Sahra leaves with her little son to buy tea, sugar and soap before returning to her family in the bush. Before leaving, she says: “I’d prefer to live another kind of life, if we had the means to settle. Last year’s rains were so unreliable and the last big drought killed many of our animals. We are so dependent on rain and pasture. The animals are our survival. We are always worrying about water: about water shortages or now about unclean water. Thank God, so far my family has been lucky and my children haven’t got sick from diarrhoea or other diseases. My children are my pride. I see them continuing our lives in the bush, but hopefully with many healthy animals to provide for us and for them.”

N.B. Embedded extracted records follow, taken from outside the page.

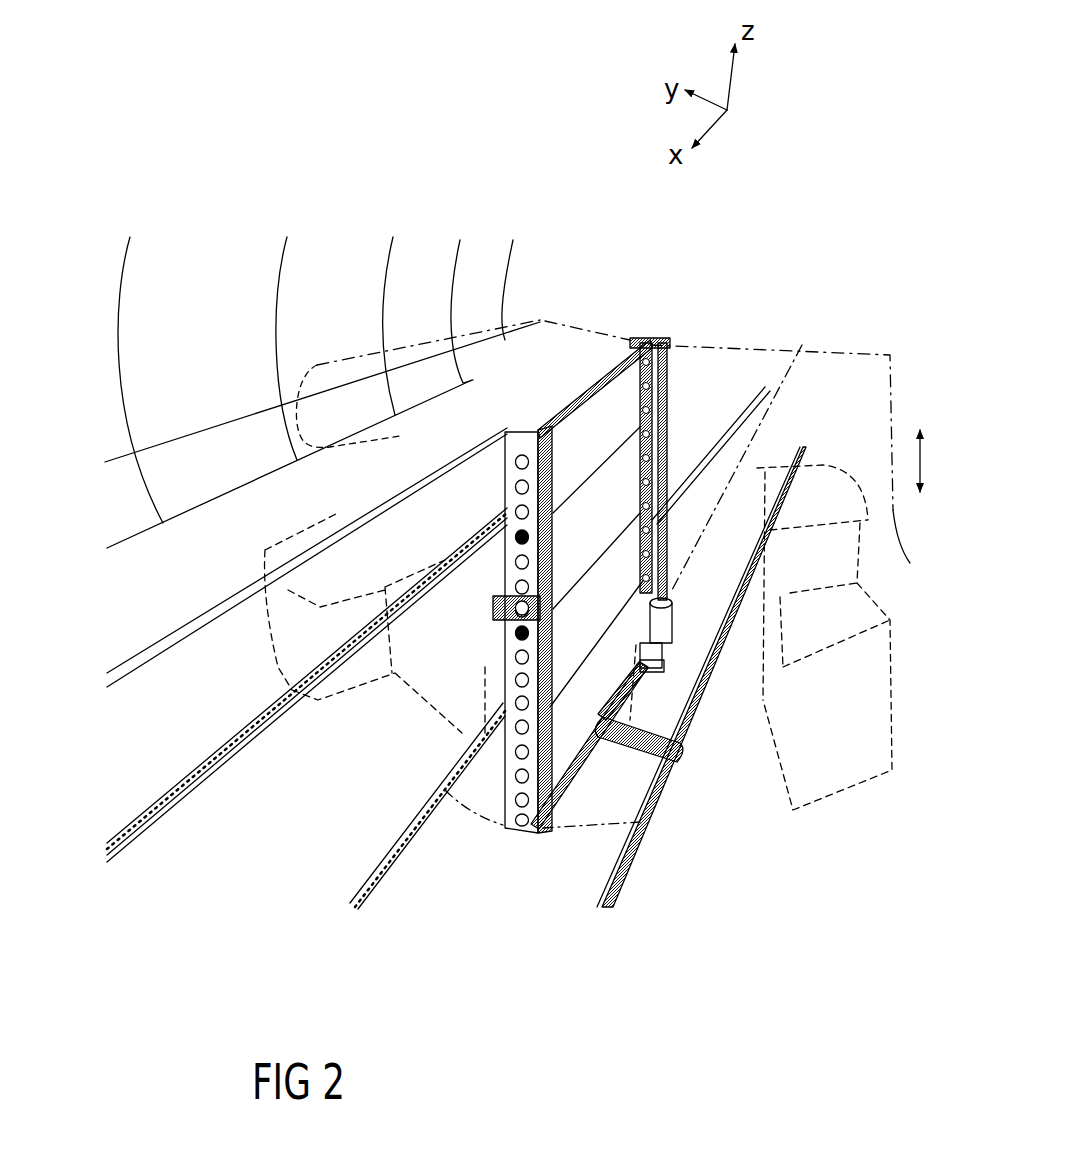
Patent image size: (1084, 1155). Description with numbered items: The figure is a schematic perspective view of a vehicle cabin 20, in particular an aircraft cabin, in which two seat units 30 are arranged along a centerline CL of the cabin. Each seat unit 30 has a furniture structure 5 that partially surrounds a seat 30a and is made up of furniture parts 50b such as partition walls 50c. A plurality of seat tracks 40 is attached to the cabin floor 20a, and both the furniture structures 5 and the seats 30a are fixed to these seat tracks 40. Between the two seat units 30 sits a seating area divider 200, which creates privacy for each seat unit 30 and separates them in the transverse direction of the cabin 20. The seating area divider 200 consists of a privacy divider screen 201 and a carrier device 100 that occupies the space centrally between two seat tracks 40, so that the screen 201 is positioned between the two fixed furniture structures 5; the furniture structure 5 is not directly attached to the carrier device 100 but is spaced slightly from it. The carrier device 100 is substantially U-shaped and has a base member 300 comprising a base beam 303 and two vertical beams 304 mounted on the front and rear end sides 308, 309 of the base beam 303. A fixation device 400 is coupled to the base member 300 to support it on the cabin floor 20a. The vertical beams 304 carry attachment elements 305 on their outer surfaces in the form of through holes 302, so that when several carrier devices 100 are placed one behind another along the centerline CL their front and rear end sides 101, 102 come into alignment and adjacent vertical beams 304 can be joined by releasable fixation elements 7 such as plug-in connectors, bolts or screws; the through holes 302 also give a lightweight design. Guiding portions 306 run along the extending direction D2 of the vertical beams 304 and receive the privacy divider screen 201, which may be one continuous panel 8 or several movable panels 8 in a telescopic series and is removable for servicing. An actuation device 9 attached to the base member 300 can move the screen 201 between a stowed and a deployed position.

The vehicle cabin 20 is at (247, 265).
The cabin floor 20a is at (379, 810).
The seat unit 30 is at (368, 280).
The seat 30a is at (393, 568).
The furniture structure 5 is at (407, 335).
The furniture parts 50b is at (480, 295).
The partition walls 50c is at (318, 366).
The seat track 40 is at (150, 655).
The carrier device 100 is at (450, 838).
The front end side 101 is at (513, 830).
The seating area divider 200 is at (629, 589).
The privacy divider screen 201 is at (569, 540).
The through holes 302 is at (514, 510).
The vertical beam 304 is at (559, 540).
The attachment element 305 is at (493, 617).
The guiding portion 306 is at (541, 428).
The front end side 308 is at (540, 838).
The rear end side 309 is at (664, 672).
The base member 300 is at (692, 711).
The base beam 303 is at (688, 751).
The fixation device 400 is at (610, 762).
The fixation element 7 is at (493, 600).
The panel 8 is at (626, 461).
The actuation device 9 is at (670, 598).
The rear end side 102 is at (629, 544).
The centerline CL is at (803, 345).
The extending direction D2 is at (942, 461).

For MSF’s midwives, checking up on each and every pregnant woman living in and moving around this vast area is an impossible task. MSF is tackling this challenge by teaching women, their husbands and others in the community to identify complications during pregnancy or childbirth and act fast, as such early detection can be lifesaving.

Today’s clinic is coming to a close. The team are tired, but satisfied at having been able to help so many women and their babies. “This is why I wanted to become a midwife, to be there for our mothers and make sure they stay healthy and have healthy babies,” says Hamdi.